ADFFNY ’14: Gray Matters

As an architect, Eileen Gray only built three houses, yet Le Corbusier considered her one of his greatest rivals. Although nearly forgotten for years, her design work is now eagerly sought by collectors. Leading the Eileen Gray renaissance (also including a forthcoming dramatic biopic), Marco Orsini chronicles her life and work in Gray Matters (trailer here), which screens as the opening night film of the 2014 Architecture & Design Film Festival in New York.

Although Eileen Gray was entitled be known as “the Honorable,” she was much more bohemian by nature, attending art school well before proper young ladies did that sort of thing. She would find her calling in Paris, eventually opening her own exclusive furniture boutique. Orsini nicely traces the progression of her art from ground breaking lacquer work to her iconic brick screens, which ultimately evolved into genuine architecture.

She was encouraged to an extent by her then lover, Romanian architect Jean Badovici and Le Corbusier.
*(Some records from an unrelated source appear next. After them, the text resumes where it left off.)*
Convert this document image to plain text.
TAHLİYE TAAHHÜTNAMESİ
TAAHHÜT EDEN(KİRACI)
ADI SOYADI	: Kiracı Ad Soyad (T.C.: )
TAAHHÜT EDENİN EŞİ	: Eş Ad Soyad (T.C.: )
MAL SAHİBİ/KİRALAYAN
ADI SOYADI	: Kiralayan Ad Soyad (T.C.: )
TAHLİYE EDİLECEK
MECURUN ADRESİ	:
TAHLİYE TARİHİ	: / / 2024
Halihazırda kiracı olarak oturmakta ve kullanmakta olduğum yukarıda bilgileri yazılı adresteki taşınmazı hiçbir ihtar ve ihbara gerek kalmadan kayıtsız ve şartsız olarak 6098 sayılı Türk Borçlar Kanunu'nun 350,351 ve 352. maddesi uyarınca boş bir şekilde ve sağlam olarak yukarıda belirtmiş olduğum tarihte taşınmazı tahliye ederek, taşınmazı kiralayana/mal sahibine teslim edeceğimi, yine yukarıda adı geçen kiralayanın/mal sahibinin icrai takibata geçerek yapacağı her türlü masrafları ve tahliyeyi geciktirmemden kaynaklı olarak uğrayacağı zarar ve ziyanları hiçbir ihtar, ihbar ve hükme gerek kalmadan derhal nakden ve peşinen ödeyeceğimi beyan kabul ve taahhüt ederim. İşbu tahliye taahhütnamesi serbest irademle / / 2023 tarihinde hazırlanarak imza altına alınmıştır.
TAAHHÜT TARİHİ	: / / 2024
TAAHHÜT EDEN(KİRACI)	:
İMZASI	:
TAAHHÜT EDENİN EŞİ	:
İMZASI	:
Logically, the latter was an important early influence on Gray’s work, but their relationship became increasingly strained, especially after Le Corbusier added a series of unwanted murals to her masterwork, Villa E1027, at Badovici’s invitation. Yet, the do not diminish the clarity of her ideas.

Gray only designed two more houses, but their architectural integrity would be irreparably compromised by subsequent owners. (Yes, it takes a special kind of philistine to acquire a signature piece of modernist architecture and then bastardize it beyond recognition.) At least Gray’s furniture and screens would be rediscovered by collectors within her lifetime.

In fact, Orsini uses the celebrated Yves Saint Laurent auction as the film’s grabby introduction to Gray’s work, arguing the staggering sum bid for her dragon chair might be her ultimate legacy. Unlike Pierre Thoretton’s disappointing L’Amour Fou, which promises to use the fabulous objects of the Saint Laurent collection as windows into its subject, but loses confidence in its structural conceit in less than five minutes, Orsini and co-writer Frederick L. Greene skillfully use her work to illuminate the artist.

While Matters positions Gray as something of a Simone de Beauvoir of architecture, Orsini never overplays the feminist card or the potential sensationalism of her affairs. Instead, he maintains a connoisseur’s focus on the work itself. It really is a film for architecture and design enthusiasts, by architecture and design enthusiasts, with enough wider cultural context and biography to keep more casual viewers engaged. Recommended for passionate modernists, Gray Matters screens this Wednesday (10/15) and Sunday (10/19) at the Tribeca Cinemas, as part of this year’s Architecture & Design Film Festival in New York.